I'm wondering: Is it possible to "filter / query on the server side, and then only download the matching dataset?

If preferred, I can open another issue for the question*

agila5 commented 7 months ago

Thank you for the quick reply @agila5 . It works!

Great!

So, I guess it downloads the entire OSM dataset for the 'place', and then reads in the features that match the query?

Yes, exactly. The query and wkt_filter parameters are directly passed to st_read() and they do not interact with the download process.

I'm wondering: Is it possible to "filter / query on the server side, and then only download the matching dataset?

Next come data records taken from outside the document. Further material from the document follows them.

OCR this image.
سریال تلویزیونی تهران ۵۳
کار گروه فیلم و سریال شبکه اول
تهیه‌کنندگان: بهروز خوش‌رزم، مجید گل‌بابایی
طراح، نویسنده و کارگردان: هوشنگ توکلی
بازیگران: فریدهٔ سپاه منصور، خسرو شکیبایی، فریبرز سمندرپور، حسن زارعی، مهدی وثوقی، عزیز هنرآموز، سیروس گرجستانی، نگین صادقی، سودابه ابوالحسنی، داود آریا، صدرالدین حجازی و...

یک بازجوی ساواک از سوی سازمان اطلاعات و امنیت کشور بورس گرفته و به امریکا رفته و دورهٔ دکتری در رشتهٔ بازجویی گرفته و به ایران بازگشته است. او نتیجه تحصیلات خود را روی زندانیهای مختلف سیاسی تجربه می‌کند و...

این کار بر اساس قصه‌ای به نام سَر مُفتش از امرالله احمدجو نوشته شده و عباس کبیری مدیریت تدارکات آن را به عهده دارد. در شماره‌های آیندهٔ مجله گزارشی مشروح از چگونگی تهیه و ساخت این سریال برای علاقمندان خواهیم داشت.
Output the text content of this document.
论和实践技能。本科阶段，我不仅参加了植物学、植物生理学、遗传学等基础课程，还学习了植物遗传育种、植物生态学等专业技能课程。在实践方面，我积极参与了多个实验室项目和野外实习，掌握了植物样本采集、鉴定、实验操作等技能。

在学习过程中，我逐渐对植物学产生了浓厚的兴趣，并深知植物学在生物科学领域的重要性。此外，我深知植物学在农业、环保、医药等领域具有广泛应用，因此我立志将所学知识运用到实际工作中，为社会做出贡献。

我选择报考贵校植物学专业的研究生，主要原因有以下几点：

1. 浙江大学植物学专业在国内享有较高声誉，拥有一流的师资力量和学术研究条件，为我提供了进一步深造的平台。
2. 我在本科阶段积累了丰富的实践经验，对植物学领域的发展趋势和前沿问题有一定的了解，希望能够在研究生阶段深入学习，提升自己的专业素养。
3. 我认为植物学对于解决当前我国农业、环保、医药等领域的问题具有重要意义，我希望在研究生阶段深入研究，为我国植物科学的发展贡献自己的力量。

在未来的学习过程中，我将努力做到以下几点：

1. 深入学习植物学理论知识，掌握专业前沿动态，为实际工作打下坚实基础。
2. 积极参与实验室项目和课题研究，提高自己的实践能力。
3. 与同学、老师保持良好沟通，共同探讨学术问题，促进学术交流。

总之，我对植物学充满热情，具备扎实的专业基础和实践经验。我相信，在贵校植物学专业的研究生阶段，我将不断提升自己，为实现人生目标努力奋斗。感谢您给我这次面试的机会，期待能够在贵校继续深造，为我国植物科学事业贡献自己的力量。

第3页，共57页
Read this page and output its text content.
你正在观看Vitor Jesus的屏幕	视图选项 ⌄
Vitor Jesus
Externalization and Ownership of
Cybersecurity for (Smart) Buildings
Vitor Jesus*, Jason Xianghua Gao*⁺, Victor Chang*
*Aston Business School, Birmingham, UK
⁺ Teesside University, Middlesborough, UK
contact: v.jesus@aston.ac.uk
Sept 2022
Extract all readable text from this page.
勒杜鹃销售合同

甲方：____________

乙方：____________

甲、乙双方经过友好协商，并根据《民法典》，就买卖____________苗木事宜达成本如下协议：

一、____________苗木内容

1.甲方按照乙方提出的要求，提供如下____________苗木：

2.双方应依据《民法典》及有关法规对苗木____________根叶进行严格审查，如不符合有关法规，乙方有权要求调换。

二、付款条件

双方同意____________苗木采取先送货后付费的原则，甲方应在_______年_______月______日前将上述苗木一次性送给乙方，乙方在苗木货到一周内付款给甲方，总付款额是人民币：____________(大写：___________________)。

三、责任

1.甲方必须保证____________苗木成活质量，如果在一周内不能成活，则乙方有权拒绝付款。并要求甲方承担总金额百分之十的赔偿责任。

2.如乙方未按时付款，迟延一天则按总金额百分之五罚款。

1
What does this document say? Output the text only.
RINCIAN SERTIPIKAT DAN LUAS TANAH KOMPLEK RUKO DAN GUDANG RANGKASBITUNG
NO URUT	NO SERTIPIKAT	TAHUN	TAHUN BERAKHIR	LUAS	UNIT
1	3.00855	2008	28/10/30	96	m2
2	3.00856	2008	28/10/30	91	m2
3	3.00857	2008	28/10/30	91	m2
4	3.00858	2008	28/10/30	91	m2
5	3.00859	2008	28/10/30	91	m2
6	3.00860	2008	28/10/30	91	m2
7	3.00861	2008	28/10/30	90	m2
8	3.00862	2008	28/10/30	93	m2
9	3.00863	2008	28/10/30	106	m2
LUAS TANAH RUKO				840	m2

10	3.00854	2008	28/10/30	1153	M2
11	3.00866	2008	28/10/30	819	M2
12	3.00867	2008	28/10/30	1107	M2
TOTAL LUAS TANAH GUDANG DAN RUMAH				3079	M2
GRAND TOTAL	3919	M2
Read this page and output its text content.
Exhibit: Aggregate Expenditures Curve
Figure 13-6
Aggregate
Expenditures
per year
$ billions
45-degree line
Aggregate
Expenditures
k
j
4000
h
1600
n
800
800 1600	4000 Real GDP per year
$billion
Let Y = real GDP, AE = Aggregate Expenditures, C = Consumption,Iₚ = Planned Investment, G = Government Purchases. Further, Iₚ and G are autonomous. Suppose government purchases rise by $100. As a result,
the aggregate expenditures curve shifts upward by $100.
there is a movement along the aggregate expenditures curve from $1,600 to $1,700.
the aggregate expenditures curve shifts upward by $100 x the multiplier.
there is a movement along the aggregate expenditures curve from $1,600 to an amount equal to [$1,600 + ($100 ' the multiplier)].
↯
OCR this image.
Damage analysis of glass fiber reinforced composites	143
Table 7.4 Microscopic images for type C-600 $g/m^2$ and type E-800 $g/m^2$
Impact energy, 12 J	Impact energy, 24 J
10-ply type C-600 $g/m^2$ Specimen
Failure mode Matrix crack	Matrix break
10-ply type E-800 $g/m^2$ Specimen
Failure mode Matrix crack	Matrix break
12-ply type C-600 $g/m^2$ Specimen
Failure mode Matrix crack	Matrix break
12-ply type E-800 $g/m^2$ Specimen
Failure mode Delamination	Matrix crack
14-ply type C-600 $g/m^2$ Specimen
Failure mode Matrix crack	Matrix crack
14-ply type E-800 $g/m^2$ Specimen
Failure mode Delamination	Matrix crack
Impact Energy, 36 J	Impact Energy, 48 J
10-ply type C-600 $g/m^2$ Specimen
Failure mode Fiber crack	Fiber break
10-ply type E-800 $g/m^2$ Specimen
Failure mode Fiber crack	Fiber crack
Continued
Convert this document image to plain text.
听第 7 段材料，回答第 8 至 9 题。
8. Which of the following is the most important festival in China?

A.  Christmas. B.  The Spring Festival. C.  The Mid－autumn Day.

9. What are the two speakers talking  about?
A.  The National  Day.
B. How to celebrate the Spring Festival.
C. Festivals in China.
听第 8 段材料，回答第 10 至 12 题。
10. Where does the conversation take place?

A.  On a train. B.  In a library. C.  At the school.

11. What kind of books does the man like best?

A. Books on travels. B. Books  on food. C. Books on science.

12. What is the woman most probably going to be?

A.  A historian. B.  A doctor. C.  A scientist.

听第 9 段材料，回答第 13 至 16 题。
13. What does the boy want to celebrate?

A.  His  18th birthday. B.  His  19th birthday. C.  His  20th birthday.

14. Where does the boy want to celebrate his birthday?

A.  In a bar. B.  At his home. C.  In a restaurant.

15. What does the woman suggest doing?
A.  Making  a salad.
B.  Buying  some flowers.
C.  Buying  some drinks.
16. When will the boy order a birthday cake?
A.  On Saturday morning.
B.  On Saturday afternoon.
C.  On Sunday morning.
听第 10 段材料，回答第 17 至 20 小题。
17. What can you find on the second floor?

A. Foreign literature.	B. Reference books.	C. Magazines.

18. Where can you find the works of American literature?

I'd be happy to be proven wrong but, AFAICT, that's not possible. Moreover, I would also say that the core of osmexctract lies in the definition of several functions to interact with fixed and complete OSM data extracts (obtained from Geofabrik or several other providers). You need to download the data only once, and then you can extract all the information you want. On the other hand, if you need to "filter" the OSM data before the download step, then I would suggest using osmdata. I hope that answers your question :)

StephanLo commented 7 months ago

Dear @agila5
Understood! Thank you for your kind reply.

I guess the way it functions has got to do with the way those providers are set up, so I suppose there is not much scope for controlling the queries from osmextract's side? (I'm wondering if its worth making a feature request, or it anyways not feasible?)

In my case the scope is global, but just for one feature type. But, I don't want to download the whole OSM dataset, So, I will use osmdata, generate a grid, and do it tile for tile, to avoid query time out. Thanks for the kind assistance, and the package!

Stephan

Robinlovelace commented 7 months ago

Sounds like the problem is solved :tada: Just to add though, it should be possible (not sure now or in future) to put together a query from {osmextract} that requests and downloads a .pbf file with the info you need and then reads it in. As far as I recall the Overpass API does NOT return .pbf files of the type imported by {osmextract} so we'd have to use something different.

A recent development in this space is Overture Maps, which allows you to download all instances of anything with a single query, as outlined here: https://docs.overturemaps.org/getting-data/more-queries/

agila5 commented 7 months ago

I guess the way it functions has got to do with the way those providers are set up, so I suppose there is not much scope for controlling the queries from osmextract's side? (I'm wondering if its worth making a feature request, or it anyways not feasible?)

Please create a new feature request, and we'll work on it when/whether it will be possible (see also @Robinlovelace comment).

btw: I slightly modified the message for the type of error that you reported, adding a more informative explanation. Please double-check that it's clear.

StephanLo commented 7 months ago

Thank you very much! I will make a feature request.